Q: But how does it access the gruel?
A: By rasping its prey with its tongue that is covered with sharp teeth.


I'll stop asking questions now. I don't like where this line of inquiry is going.

Thanks for the photos, Jelo.

11 comments:

Flartus said...

Ewww! Streams of goo! It's Spiderman's evil doppelganger.

Still...lobopods. That's just a cool word. I might like some lobopods, if they weren't associated with a raspy tooth-tongued innards slurper.

Anonymous said...

In other news, the velvet worm has filed a patent infringement lawsuit today against Wham-O, the makers of Silly String.

niner said...

^ *cackles at post above*

Look at his feet! err.. lobopods! So stubby. He's cute but only in the 1 inch range. And not if he were hunting me.

Kit said...

Quick Velvet Worm! Use String Shot! It's super effective!... and disgusting

Wendy said...

This is just the best blog - I learn thew coolest and most disgusting things here! :D "Onychophora", "lobopod", Silly String as a weapon/trap...

Liz said...

I sort of want to pet it, it looks soft. This blog is desensitizing me.

Robert V. Sobczak said...

That last photo vaguely resembles an 1950s era scientific fiction movie! But truth is stranger than fiction, even science fiction!

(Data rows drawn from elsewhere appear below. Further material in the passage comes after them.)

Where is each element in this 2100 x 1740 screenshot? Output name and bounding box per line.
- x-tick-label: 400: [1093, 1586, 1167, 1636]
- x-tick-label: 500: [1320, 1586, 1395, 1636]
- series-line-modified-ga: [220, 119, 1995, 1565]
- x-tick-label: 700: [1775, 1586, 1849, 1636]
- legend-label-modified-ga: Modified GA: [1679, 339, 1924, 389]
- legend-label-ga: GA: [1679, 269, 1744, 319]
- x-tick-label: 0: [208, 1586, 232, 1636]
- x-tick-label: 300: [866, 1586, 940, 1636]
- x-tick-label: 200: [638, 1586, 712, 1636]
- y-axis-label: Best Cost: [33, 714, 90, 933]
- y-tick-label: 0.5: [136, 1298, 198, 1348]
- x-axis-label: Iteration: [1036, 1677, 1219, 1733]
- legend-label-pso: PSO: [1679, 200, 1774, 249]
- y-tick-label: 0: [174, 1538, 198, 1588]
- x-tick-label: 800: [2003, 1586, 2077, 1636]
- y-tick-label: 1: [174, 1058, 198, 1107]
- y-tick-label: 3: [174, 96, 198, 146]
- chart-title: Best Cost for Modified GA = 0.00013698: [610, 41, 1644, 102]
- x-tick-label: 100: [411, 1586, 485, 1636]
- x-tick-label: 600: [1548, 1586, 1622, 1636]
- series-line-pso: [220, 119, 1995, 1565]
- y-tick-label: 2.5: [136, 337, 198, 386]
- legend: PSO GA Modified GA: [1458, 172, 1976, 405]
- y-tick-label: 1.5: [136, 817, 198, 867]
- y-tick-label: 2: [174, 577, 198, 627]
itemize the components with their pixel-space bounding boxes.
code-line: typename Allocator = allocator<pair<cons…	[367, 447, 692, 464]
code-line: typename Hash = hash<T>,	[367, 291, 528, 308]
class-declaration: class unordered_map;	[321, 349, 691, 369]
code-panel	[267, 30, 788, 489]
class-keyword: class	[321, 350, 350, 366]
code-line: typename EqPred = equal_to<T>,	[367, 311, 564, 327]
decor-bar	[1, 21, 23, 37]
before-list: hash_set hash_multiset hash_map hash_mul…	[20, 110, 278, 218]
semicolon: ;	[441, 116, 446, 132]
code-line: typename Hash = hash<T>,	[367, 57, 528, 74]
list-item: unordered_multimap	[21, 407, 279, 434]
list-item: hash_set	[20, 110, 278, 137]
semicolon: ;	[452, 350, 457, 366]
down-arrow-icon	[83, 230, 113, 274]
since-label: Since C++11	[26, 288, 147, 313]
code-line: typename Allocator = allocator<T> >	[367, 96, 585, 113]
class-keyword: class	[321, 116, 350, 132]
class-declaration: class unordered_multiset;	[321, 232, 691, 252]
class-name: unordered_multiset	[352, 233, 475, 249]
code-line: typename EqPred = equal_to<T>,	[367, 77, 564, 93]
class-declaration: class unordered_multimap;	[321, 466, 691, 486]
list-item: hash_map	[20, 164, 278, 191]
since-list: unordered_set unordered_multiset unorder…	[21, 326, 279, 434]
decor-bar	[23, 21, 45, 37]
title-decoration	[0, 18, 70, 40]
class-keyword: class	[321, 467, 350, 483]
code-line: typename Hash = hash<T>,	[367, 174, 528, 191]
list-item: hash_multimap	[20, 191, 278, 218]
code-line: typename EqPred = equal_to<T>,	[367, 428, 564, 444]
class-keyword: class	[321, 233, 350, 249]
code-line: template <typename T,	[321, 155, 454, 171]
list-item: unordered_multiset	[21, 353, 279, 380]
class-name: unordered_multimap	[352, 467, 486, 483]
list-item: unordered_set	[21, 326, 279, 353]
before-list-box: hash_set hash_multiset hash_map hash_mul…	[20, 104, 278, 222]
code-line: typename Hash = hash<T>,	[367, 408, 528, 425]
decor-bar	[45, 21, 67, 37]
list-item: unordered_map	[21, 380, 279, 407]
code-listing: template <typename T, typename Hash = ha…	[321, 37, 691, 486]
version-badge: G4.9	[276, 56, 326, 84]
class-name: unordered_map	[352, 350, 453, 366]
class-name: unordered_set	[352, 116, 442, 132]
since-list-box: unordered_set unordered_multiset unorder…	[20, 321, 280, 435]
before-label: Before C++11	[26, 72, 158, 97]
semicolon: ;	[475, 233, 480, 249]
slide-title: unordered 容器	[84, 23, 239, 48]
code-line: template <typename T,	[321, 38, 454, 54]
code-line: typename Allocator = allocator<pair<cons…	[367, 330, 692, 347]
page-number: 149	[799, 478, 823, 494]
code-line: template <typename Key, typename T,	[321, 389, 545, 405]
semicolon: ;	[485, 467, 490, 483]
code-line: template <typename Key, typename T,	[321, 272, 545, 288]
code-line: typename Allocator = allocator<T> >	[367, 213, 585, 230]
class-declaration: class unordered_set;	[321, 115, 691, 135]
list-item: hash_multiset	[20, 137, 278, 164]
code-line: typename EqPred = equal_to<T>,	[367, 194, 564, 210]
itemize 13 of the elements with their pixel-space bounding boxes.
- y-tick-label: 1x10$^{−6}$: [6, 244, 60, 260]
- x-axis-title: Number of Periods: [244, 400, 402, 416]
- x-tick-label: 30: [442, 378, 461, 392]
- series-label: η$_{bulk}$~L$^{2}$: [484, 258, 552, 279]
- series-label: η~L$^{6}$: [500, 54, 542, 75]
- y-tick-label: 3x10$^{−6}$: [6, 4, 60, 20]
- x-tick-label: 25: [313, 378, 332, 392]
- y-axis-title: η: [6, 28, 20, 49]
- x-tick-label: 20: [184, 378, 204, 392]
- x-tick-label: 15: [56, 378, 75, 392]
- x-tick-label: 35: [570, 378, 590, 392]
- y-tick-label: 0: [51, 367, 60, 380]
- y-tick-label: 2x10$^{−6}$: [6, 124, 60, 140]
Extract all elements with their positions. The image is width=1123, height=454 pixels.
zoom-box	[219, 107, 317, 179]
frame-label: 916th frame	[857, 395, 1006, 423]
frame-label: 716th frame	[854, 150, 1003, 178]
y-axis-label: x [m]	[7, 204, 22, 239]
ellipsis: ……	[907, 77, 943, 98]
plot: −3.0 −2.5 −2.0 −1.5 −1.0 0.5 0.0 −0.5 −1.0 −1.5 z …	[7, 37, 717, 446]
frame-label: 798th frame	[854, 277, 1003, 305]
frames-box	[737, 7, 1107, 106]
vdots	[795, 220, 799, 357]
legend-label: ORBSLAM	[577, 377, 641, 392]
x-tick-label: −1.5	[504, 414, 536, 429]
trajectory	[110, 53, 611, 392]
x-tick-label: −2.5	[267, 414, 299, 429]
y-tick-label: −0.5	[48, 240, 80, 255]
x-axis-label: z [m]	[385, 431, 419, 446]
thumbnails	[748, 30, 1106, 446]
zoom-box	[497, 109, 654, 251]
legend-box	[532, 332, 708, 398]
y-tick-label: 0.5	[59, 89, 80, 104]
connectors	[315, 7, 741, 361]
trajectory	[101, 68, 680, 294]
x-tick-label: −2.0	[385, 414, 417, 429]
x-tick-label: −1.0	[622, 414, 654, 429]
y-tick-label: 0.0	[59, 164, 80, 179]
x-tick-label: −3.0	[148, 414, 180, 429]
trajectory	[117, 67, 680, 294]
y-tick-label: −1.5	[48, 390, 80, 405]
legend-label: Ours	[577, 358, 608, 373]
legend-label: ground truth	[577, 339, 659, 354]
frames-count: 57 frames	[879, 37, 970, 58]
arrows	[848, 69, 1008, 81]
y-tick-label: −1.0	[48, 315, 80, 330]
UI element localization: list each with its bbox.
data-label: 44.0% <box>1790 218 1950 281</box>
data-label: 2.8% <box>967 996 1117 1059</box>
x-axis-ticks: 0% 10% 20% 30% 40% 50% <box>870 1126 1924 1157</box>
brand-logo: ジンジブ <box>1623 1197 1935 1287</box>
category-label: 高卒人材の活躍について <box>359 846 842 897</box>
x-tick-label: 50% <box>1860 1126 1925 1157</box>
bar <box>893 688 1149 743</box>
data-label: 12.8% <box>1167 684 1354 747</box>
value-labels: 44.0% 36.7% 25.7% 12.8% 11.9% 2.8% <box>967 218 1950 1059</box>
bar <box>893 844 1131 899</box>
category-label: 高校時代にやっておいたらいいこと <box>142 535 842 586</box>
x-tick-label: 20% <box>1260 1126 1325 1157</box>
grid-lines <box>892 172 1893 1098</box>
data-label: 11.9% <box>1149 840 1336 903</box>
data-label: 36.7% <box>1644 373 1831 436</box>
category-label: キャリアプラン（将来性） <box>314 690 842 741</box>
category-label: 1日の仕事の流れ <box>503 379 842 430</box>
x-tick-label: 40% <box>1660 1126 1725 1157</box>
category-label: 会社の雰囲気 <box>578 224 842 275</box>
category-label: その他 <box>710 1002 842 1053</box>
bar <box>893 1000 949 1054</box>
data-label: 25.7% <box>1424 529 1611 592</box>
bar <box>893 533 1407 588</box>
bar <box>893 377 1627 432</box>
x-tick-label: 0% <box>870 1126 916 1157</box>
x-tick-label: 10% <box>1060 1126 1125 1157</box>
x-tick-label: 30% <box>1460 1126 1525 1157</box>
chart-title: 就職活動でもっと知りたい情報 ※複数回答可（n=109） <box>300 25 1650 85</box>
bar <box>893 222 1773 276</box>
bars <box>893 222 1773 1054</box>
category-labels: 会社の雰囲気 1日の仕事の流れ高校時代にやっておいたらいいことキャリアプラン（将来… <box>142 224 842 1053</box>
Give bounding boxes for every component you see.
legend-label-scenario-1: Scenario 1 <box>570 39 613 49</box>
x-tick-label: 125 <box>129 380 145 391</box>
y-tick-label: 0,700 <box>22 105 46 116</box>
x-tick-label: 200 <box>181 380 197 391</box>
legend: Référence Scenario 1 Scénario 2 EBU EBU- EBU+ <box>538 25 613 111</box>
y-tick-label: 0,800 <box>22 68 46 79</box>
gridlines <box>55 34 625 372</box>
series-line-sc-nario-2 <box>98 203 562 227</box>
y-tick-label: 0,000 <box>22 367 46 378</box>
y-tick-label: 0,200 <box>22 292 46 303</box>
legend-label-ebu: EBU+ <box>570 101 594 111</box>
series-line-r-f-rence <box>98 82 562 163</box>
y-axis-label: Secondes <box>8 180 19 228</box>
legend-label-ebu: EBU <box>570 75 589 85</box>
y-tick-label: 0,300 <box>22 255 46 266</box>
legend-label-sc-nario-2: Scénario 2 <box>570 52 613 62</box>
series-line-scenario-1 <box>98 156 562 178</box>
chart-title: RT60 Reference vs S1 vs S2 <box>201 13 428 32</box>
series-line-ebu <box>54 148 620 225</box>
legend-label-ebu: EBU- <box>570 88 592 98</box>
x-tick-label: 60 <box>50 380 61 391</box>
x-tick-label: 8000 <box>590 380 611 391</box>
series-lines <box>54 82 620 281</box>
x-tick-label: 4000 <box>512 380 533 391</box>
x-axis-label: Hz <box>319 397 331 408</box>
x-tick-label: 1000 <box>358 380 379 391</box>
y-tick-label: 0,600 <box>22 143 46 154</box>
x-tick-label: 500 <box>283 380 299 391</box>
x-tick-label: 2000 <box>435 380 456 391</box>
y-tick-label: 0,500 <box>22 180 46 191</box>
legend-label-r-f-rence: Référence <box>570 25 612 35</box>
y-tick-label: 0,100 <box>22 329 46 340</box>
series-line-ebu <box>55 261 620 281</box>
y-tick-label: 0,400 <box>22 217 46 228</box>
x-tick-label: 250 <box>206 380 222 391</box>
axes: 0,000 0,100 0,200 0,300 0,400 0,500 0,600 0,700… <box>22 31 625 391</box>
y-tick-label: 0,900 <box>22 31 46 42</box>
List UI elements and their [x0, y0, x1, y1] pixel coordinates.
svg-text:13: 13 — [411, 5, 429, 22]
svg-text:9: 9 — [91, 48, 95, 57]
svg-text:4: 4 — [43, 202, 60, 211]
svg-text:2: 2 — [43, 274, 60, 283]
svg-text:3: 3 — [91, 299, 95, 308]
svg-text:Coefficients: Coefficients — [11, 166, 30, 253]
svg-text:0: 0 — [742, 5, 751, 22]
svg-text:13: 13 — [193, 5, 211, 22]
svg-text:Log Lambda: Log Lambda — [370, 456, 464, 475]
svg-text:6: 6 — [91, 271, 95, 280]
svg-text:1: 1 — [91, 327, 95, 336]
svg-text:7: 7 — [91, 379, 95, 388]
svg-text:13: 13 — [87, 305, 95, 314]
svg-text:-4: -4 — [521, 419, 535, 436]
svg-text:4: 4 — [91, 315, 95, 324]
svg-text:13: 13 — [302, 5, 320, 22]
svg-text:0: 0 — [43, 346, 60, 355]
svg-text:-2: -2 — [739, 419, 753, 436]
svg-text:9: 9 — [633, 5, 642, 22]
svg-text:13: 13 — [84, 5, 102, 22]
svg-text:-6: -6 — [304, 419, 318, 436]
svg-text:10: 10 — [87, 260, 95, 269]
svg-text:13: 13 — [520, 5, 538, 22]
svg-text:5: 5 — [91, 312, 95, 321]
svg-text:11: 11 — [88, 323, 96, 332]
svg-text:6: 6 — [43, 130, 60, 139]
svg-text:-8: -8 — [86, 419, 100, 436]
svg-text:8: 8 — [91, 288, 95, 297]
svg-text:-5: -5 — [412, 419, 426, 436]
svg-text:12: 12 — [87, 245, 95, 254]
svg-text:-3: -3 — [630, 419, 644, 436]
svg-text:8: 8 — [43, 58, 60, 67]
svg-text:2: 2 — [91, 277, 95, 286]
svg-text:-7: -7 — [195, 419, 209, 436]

Anthony James Barnett - author said...

YUK! Nightmare stuff. Thank god they ain't bigger.

Victorya said...

Love it! Shoots goo, teeth on the tongue, bad date but fun lifeform!

morgan said...

I love velvet worms! This guy (and the Tardigrade, or water bear) is to all other arthropods what the platypus and echidna are to all other mammals (more or less).
Onycophorans are now exclusively terrestrial, but in the paleozoic they lived throughout the oceans. To any fossil nuts out there: that bizarre Burgess shale thing, Hallucinigenia, is actually one such marine Onycophoran.
http://images.google.com/images?um=1&hl=en&safe=off&q=hallucigenia&btnG=Search+Images

For maximum ugly-factor--find yourself a close-up of a living one's face! It looks kind of like a meat grinder mixed with that pit monster from star wars that digests you over a thousand years... you know what I'm talking about...

Erik said...

Gol dang, seeing well enough to aim a foot and a half would seem to make this among the best sighted invertebrates, unless they employ the shotgun theory; the "if necessary" verbiage seems to imply they're sharp shooters.

Anyway, brings up a question - how far can the keenest invertebrate see?